Na verdade, o que se pretende num processo educativo, envolvendo quer os aspetos escolares quer outro tipo de atividades, será a construção de pessoas que sabem tomar conta de si próprias da forma adequada à idade e à função ou atividade que em cada momento se desempenha. Este entendimento traduz-se num esforço contínuo de promover a autonomia das crianças e jovens para que "saibam tomar conta de si próprios", no fundo a conhecida ideia de "ensinar a pescar, em vez de dar o peixe".

A investigação e a experiência sugerem que crianças pouco autónomas são mais inseguras, menos tolerantes, menos empreendedoras com potenciais repercussões negativas no seu comportamento adulto.

Parece-me, pois, fundamental que adotemos comportamentos que favoreçam a autonomia de crianças e jovens. No entanto, é minha convicção que por razões que se prendem com os estilos de vida, com os valores culturais e sociais atuais, com as alterações na vida das comunidades, questões de segurança por exemplo, estamos a educar as nossas crianças de uma forma que não me parece, em termos genéricos, promotora da sua autonomia.
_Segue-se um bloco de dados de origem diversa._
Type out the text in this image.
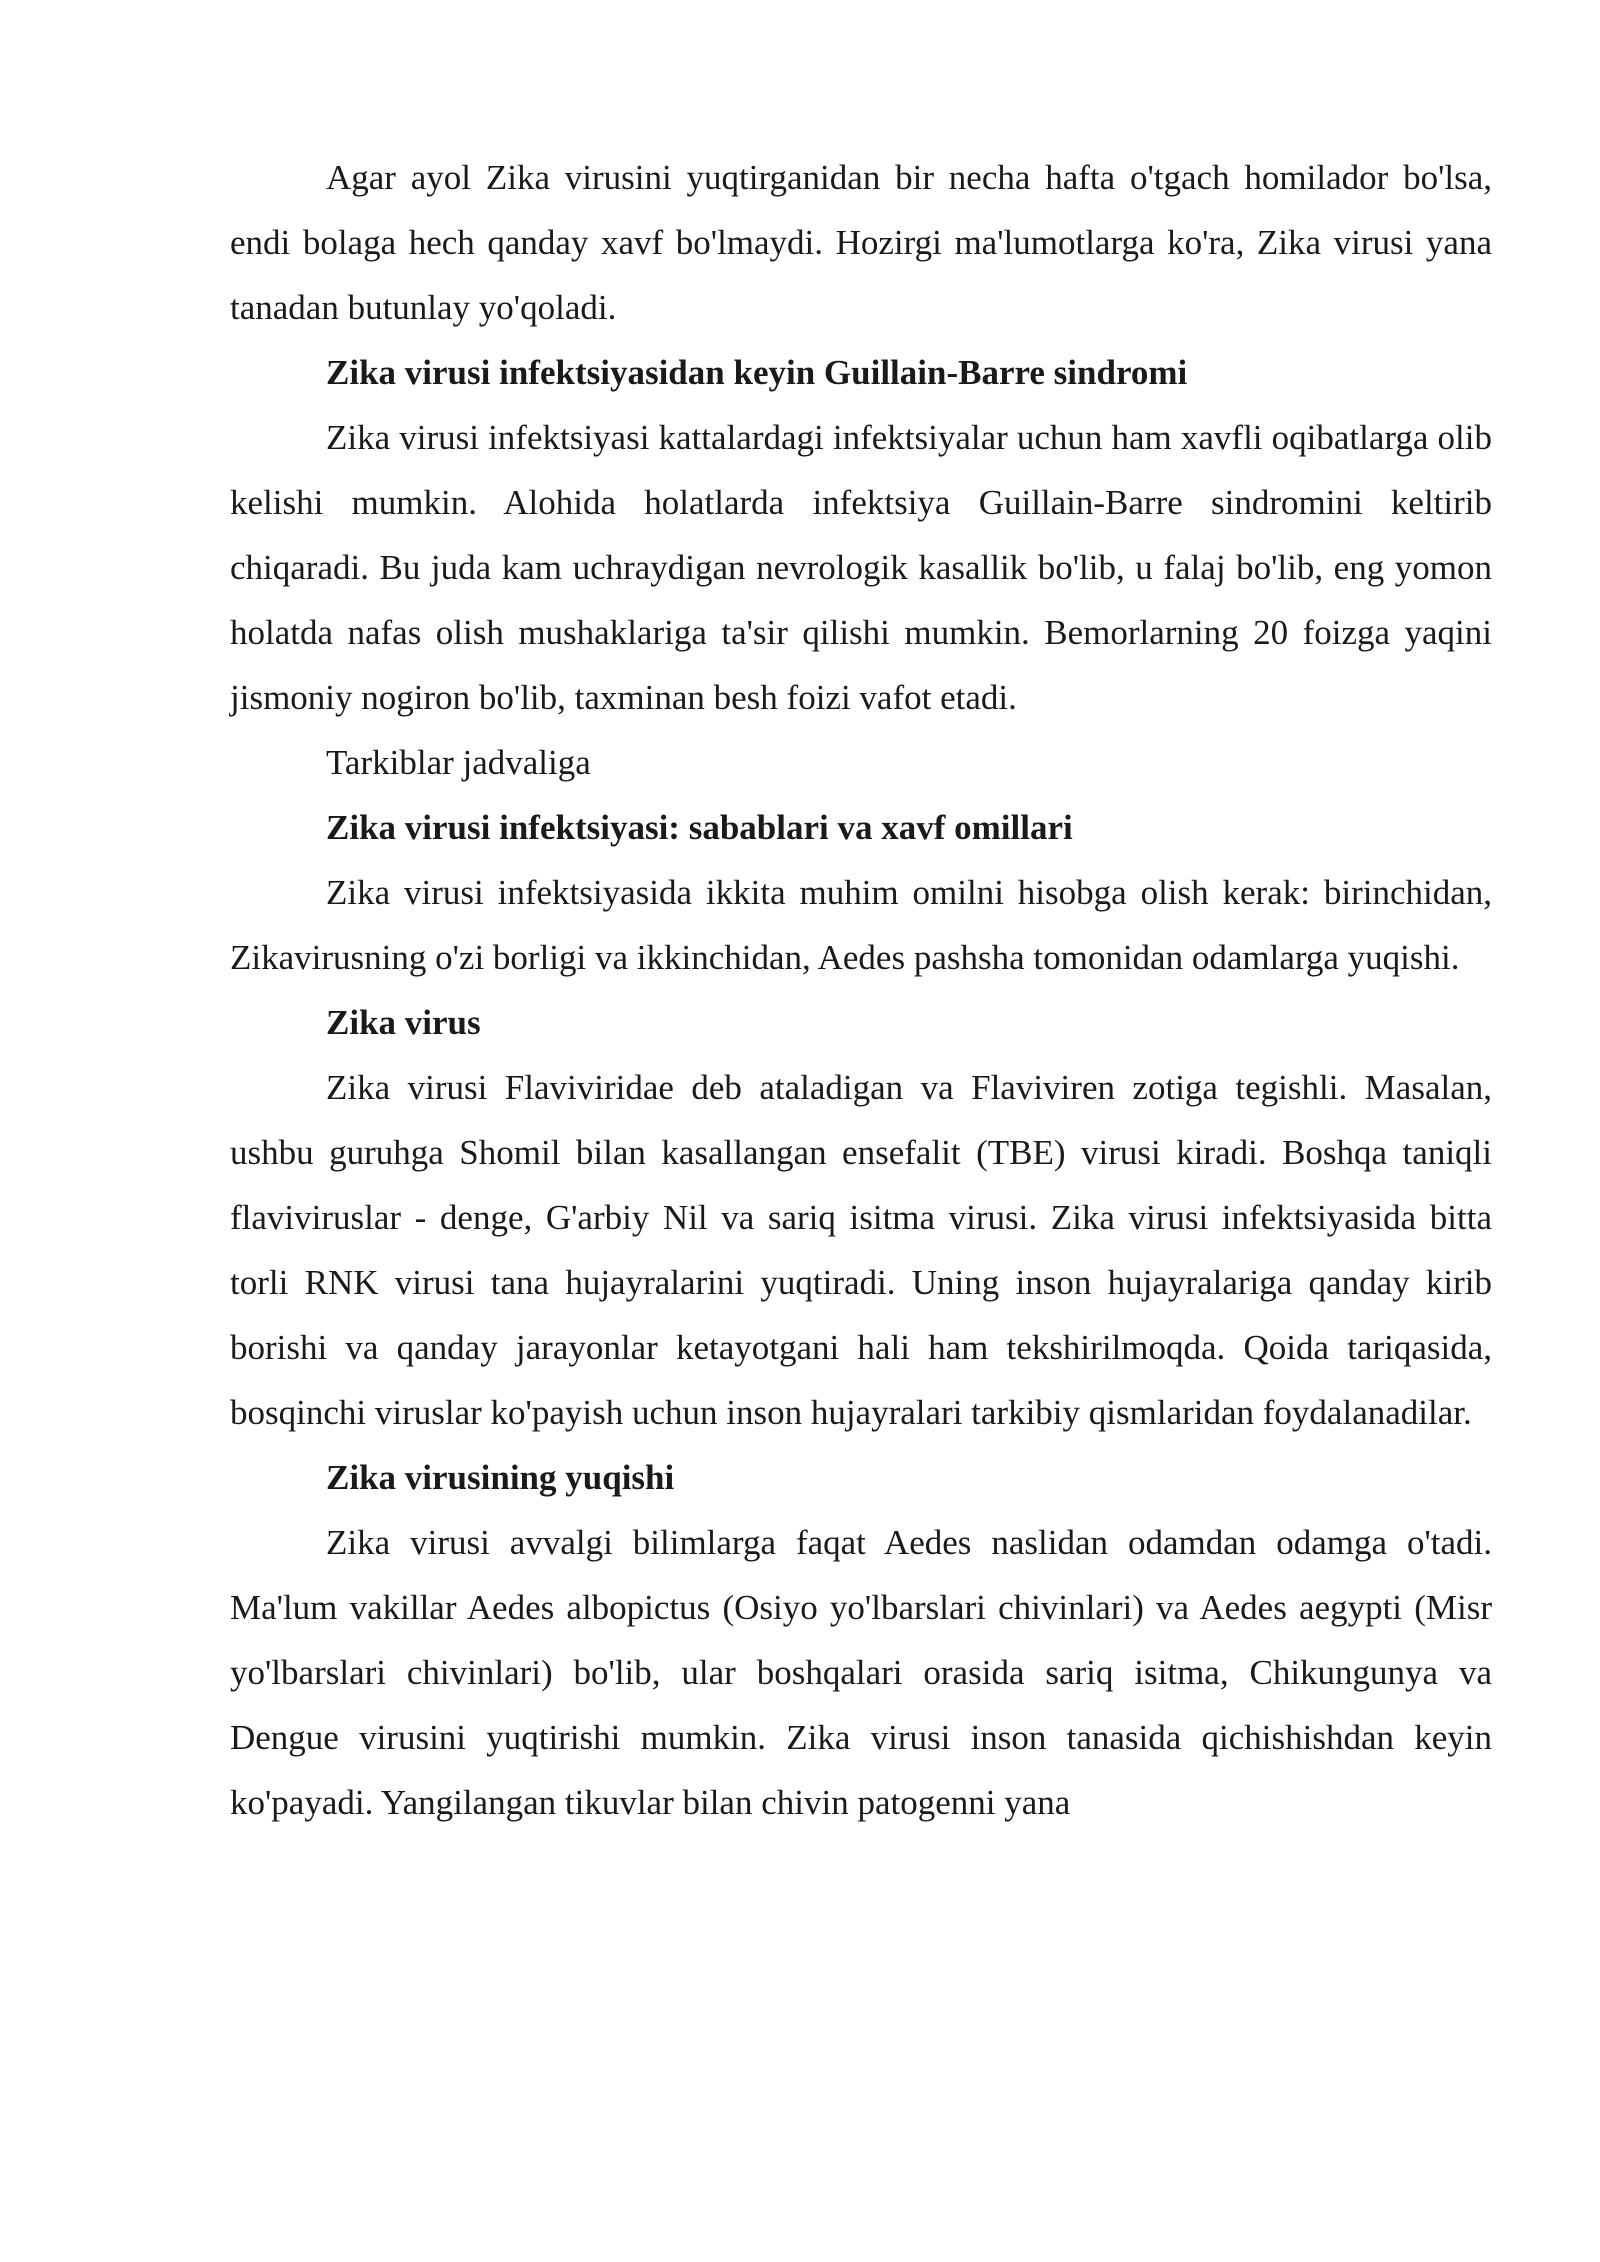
Agar ayol Zika virusini yuqtirganidan bir necha hafta o'tgach homilador bo'lsa, endi bolaga hech qanday xavf bo'lmaydi. Hozirgi ma'lumotlarga ko'ra, Zika virusi yana tanadan butunlay yo'qoladi.

Zika virusi infektsiyasidan keyin Guillain-Barre sindromi

Zika virusi infektsiyasi kattalardagi infektsiyalar uchun ham xavfli oqibatlarga olib kelishi mumkin. Alohida holatlarda infektsiya Guillain-Barre sindromini keltirib chiqaradi. Bu juda kam uchraydigan nevrologik kasallik bo'lib, u falaj bo'lib, eng yomon holatda nafas olish mushaklariga ta'sir qilishi mumkin. Bemorlarning 20 foizga yaqini jismoniy nogiron bo'lib, taxminan besh foizi vafot etadi.

Tarkiblar jadvaliga

Zika virusi infektsiyasi: sabablari va xavf omillari

Zika virusi infektsiyasida ikkita muhim omilni hisobga olish kerak: birinchidan, Zikavirusning o'zi borligi va ikkinchidan, Aedes pashsha tomonidan odamlarga yuqishi.

Zika virus

Zika virusi Flaviviridae deb ataladigan va Flaviviren zotiga tegishli. Masalan, ushbu guruhga Shomil bilan kasallangan ensefalit (TBE) virusi kiradi. Boshqa taniqli flaviviruslar - denge, G'arbiy Nil va sariq isitma virusi. Zika virusi infektsiyasida bitta torli RNK virusi tana hujayralarini yuqtiradi. Uning inson hujayralariga qanday kirib borishi va qanday jarayonlar ketayotgani hali ham tekshirilmoqda. Qoida tariqasida, bosqinchi viruslar ko'payish uchun inson hujayralari tarkibiy qismlaridan foydalanadilar.

Zika virusining yuqishi

Zika virusi avvalgi bilimlarga faqat Aedes naslidan odamdan odamga o'tadi. Ma'lum vakillar Aedes albopictus (Osiyo yo'lbarslari chivinlari) va Aedes aegypti (Misr yo'lbarslari chivinlari) bo'lib, ular boshqalari orasida sariq isitma, Chikungunya va Dengue virusini yuqtirishi mumkin. Zika virusi inson tanasida qichishishdan keyin ko'payadi. Yangilangan tikuvlar bilan chivin patogenni yana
A rua, o espaço exterior, o risco (controlado obviamente), os desafios, os limites, as experiências, são ferramentas fortíssimas de desenvolvimento e promoção dessa autonomia e devem estar presentes, tanto quanto possível com regularidade, na vida de crianças e adolescentes.

É neste contexto que pode ser colocada e decidida a questão que referi como exemplo, a deslocação autónoma das crianças para a escola.

Por outro lado, muitas crianças são permanentemente bombardeadas com saberes e atividades a que se atribui importância, nem sempre comprovada, para o seu desenvolvimento e para o seu futuro. Ao mesmo tempo, apesar dessas actividades e das competências adquiridas, continuam pouco autónomas, pouco envolvidas nas decisões que lhes dizem respeito cumprindo agendas que não lhes dão margem de decisão sobre o quê e o porquê do que fazem ou não fazem. Acabam por se tornar menos capazes de decidir sobre o que lhes diz respeito, dependem da "decisão” de quem está à sua volta, companheiros ou adultos.

Mais um exemplo para clarificar. Um adolescente não habituado a tomar decisões com regularidade, a fazer escolhas, mais dificilmente dirá “não” a uma oferta de um qualquer produto ou a um convite de um colega para um comportamento menos desejável. É mais difícil dizer “não” do que dizer “sim” aos companheiros da mesma idade. Também numa sala de aula é bem mais provável que um adolescente tenha um comportamento adequado porque "decida" que é assim que deve ser, do que por "medo" das consequências.

Só crianças autónomas, autodeterminadas, autorreguladas, serão mais capazes de dizer não ao que se espera que digam não e escolher de forma ajustada o que fazer ou pensar. Este entendimento sublinha a importância de que em todos os processos de educação, logo de muito pequeno, em casa, na escola ou noutra qualquer actividade, se estimule a autonomia das crianças.

Todos beneficiariam, os mais novos e os mais velhos.

No entanto, creio que esta visão está menos presente do seria desejável e possível em muito do que fazemos em matéria de educação familiar ou escolar.